Federal Başsavcılığın yürüttüğü soruşturma çerçevesinde, 25 Nisan'da Thomas R.'nin Paderborn'daki evinde arama yapıldığı, dizüstü bilgisayar, harici disket ve çok sayıda CD'ye incelenmek üzere el konulduğu belirtildi.
- "Corelli"nin esrarengiz bağlantıları çözülemedi
Hamburg eyaletinin iç istihbarat teşkilatına bu yılın başında gönderilen ve üzerinde "NSU/NSDAP" yazan 2006 yılı tarihli bir CD, muhbir Thomas R.'nin NSU terör örgütü ile bağlantılı olabileceği şüphelerine yol açmıştı.
İçinde Neonazilere ilişkin yaklaşık 15 bin veri bulunun CD'yi iç istihbarat teşkilatına gönderen ve ismi açıklanmayan bir başka muhbir, bunu 8 yıl önce Thomas R'den aldığı bilgisini vermişti.
Kamuoyunun NSU terör örgütünün varlığından ilk olarak 2011 yılında haberdar olması, Corelli adlı muhbir tarafından hazırlandığı tahmin edilen 2006 yılına ait CD'de NSU isminin geçmesi, kuşkulara neden olmuştu.
Corelli kod adlı muhbir Thomas R, önceki yıllarda verdiği ifadelerinde NSU terör örgütüyle herhangi bir bağlantısı olmadığını iddia etmişti. Ancak NSU terör örgütü üyelerinden Uwe Mundlos'a ait telefon ve adres rehberinde, Thomas R'nin adresi bulunmuştu.
- Hastalığı bugüne kadar bilinmiyordu
Münih'te devam eden NSU davasına gelecek aylarda tanık olarak ifade vermek üzere davet edilmesi beklenen Thomas R'nin geçen ay şüpheli bir şekilde ölmesi, kamuoyunda soru işaretlerine yol açmıştı.
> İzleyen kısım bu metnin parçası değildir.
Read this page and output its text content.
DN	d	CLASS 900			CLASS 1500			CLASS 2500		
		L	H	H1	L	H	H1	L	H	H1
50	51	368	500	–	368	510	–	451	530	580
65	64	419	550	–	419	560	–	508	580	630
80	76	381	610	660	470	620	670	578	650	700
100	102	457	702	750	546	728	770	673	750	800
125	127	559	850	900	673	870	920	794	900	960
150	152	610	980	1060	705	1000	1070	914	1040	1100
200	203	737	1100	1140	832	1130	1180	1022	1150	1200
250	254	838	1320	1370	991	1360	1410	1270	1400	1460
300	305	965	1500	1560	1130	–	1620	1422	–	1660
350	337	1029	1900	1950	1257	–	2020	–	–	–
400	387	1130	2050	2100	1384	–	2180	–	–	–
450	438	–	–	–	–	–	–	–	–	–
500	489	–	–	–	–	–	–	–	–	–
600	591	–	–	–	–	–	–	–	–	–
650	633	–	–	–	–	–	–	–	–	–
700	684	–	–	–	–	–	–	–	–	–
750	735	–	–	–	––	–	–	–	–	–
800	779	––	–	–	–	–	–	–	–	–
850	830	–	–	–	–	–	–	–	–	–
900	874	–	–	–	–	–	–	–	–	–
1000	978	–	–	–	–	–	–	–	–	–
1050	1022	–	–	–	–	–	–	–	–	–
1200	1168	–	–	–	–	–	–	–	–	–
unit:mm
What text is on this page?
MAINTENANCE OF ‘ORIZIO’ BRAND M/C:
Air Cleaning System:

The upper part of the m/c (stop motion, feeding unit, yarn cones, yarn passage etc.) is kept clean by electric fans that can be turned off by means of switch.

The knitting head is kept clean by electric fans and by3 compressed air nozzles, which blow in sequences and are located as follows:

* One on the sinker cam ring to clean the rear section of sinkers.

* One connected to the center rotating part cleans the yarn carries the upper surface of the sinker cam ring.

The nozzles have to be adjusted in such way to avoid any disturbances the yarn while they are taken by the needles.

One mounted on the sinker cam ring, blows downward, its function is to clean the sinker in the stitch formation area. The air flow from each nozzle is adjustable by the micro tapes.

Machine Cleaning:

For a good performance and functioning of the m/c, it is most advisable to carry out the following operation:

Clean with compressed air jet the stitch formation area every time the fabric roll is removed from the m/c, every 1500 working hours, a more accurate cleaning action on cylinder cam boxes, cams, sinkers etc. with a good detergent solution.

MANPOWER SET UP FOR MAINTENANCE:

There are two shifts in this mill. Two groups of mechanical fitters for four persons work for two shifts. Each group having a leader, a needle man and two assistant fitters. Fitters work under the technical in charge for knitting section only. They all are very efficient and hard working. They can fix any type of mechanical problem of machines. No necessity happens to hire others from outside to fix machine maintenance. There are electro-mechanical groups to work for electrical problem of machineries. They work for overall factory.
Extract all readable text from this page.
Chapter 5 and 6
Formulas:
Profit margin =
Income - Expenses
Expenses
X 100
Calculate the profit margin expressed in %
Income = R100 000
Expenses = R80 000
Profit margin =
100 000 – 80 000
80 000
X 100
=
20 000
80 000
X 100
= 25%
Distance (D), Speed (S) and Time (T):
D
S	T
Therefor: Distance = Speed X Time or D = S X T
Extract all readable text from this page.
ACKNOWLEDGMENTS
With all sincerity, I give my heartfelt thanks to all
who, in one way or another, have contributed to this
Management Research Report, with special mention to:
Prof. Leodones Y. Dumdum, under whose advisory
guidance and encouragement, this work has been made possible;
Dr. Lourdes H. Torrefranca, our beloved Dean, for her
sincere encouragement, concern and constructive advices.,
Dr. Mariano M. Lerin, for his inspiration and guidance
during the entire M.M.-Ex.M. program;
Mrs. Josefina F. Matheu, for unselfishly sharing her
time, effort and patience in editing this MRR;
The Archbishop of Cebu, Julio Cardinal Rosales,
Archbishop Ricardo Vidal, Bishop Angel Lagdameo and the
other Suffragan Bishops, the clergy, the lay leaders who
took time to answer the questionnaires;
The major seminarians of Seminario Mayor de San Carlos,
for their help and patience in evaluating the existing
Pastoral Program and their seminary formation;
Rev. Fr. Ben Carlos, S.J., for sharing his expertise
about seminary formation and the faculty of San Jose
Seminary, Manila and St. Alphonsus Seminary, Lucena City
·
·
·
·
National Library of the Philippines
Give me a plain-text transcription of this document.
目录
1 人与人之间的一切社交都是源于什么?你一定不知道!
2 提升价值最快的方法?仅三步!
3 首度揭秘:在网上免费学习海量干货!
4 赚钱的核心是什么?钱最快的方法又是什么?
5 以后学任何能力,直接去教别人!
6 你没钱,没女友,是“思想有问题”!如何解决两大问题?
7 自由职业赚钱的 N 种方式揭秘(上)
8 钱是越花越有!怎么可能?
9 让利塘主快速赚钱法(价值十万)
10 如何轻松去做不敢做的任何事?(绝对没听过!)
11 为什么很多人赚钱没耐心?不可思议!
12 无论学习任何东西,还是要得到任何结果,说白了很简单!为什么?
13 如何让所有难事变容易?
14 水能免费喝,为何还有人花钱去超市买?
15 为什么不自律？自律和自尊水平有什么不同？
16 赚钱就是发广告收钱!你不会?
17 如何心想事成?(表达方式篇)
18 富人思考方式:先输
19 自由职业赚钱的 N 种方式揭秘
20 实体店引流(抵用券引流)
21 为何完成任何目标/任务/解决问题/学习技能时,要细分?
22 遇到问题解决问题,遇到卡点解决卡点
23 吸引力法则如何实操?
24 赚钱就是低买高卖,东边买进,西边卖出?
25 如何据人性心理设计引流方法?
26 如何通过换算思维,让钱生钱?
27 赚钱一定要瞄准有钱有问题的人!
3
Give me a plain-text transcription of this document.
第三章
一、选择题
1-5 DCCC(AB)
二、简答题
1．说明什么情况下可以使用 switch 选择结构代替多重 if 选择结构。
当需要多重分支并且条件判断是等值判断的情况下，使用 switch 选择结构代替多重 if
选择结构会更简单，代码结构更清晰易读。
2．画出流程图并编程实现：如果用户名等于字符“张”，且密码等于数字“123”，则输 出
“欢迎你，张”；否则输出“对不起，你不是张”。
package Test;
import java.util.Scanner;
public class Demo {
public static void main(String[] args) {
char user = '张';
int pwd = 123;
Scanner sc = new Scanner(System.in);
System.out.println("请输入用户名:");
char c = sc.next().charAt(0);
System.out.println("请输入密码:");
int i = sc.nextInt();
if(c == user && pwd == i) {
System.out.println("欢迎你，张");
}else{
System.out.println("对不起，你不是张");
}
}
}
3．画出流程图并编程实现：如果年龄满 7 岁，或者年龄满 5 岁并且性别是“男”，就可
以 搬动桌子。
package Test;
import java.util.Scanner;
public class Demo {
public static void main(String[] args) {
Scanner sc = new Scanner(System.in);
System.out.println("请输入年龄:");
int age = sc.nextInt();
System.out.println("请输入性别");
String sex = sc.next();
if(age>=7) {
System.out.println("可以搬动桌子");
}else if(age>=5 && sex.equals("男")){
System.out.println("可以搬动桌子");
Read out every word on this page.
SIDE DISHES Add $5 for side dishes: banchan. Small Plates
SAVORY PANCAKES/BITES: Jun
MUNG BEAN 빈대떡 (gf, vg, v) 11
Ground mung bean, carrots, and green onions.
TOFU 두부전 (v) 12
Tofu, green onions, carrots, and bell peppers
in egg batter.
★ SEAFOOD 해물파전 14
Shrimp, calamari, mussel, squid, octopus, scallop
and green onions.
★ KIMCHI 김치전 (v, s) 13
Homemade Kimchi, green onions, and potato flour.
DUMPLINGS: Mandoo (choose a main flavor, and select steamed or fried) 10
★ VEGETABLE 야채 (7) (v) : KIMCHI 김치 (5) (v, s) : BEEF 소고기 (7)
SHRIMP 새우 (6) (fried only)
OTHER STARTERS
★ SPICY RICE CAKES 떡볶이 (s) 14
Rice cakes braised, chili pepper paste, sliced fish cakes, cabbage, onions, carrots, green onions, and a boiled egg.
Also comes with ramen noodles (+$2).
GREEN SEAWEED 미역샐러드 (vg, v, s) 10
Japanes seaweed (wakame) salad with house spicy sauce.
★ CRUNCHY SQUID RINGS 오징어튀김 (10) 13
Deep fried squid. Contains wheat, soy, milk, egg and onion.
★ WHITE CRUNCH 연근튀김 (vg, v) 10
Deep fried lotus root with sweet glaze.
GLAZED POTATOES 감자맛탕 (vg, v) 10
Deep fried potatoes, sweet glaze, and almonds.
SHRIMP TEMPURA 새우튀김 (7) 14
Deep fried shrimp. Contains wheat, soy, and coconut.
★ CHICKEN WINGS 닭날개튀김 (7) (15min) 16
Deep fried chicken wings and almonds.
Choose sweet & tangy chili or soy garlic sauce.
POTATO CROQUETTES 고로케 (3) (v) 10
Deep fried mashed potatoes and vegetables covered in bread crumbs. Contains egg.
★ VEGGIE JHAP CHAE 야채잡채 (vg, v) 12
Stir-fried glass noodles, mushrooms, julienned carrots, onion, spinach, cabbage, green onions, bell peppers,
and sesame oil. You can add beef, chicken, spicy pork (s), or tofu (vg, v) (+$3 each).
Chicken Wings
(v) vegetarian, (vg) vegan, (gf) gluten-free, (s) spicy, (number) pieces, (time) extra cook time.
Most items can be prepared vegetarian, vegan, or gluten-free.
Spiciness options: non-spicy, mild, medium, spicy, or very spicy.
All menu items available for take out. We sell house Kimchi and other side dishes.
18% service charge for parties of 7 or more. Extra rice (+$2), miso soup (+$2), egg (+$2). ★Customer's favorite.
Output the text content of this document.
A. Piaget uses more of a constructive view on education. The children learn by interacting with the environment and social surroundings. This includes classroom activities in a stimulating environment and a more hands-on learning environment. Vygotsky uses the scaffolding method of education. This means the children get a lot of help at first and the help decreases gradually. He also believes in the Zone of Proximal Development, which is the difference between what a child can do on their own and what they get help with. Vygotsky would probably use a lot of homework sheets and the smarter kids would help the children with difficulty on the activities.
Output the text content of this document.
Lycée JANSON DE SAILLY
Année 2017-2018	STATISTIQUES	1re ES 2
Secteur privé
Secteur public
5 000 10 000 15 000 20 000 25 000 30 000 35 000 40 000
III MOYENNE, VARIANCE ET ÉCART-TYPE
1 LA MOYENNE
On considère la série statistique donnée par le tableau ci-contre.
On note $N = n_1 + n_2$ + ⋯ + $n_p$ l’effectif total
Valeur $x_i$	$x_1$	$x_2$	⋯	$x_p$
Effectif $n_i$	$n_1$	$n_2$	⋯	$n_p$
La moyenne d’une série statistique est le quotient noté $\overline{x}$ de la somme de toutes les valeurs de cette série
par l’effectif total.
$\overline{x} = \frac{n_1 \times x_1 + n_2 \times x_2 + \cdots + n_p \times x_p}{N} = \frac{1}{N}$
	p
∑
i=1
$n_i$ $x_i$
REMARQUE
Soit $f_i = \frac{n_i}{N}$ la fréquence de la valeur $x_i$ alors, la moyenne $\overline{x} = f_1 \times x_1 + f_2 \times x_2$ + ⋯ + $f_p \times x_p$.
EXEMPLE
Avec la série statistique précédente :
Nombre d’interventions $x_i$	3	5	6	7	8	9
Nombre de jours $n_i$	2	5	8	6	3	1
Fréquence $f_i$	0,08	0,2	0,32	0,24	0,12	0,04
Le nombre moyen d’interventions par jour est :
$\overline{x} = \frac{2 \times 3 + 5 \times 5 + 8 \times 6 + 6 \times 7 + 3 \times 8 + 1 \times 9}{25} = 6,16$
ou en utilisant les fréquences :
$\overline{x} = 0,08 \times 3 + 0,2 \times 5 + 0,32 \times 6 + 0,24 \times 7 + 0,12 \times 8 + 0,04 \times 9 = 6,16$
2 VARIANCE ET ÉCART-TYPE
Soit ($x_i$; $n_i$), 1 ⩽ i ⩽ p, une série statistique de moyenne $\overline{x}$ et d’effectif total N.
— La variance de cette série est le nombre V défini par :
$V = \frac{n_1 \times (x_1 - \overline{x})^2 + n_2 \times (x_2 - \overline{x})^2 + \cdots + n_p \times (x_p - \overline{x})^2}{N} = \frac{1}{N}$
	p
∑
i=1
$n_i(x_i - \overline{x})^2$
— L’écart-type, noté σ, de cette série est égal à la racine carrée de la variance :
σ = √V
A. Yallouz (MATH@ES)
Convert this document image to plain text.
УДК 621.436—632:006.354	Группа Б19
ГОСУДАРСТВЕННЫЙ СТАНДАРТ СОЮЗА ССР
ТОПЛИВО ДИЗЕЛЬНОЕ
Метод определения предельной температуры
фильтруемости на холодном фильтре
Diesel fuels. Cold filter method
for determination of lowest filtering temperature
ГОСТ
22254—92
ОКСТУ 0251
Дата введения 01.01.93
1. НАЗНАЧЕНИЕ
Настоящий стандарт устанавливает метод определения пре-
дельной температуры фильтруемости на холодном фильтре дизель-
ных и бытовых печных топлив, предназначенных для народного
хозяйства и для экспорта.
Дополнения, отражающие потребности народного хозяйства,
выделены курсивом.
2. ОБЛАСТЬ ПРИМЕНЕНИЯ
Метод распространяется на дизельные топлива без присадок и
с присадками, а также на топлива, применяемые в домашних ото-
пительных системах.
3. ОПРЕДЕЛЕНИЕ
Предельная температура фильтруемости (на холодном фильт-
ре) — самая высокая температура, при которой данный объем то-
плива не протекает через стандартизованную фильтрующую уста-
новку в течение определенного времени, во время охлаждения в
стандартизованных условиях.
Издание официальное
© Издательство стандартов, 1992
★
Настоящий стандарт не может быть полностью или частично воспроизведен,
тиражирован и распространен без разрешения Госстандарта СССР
Devlet koruması altında olan aşırı sağcı muhbirin, 39 yaşında, bugüne kadar bilinmeyen, gizli şeker hastalığı nedeniyle öldüğü bildirilmişti.
- NSU'nun aydınlatılamayan bağlantıları
Almanya'da, 2000-2007 yıllarında 8'i Türk 10 kişiyi öldüren, çok sayıda bombalama olayı ve soygun gerçekleştiren NSU terör örgütü ancak 2011 yılıı sonunda ortaya çıkarılabilmişti.
Neonazi 3 kişi tarafından kurulduğu iddia edilen NSU'nun üyelerinden Uwe Böhnhard ve Uwe Mundlos, 2011 yılı kasım ayında bir banka soygunu gerçekleştirdikten sonra polisin takibinden kurtulmak için saklandıkları karavanda ölü bulunmuş, terör örgütü üyelerinin intihar ettikleri öne sürülmüştü.
NSU'nun hayattaki tek üyesi olan ve tutuklu yargılanan Beate Zschaepe'nin susma hakkını kullanması nedeniyle "karanlık bağlantıları" aydınlatılamıyor ve birçok soru hala yanıt bekliyor.
NSU'yu kuran Neonazilerin yıllarca yeraltında faaliyet göstermesine rağmen Alman güvenlik birimleri ve istihbaratı tarafından tespit edilememiş olması, Almanya'da büyük bir skandala yol açmıştı.
NSU üyelerinin geçmişte bazı aşırı sağcılar ve istihbaratçılarla ilişki kurmuş olmaları, skandalın boyutlarını daha da genişletmişti.
Almanya iç istihbarat teşkilatında aşırı sağcı gruplara ve kullanılan muhbirlere ilişkin bazı belgelerin 2011 yılı sonunda imha edilmesi ve bunun kamuoyuna sızması kuşkulara yol açmıştı.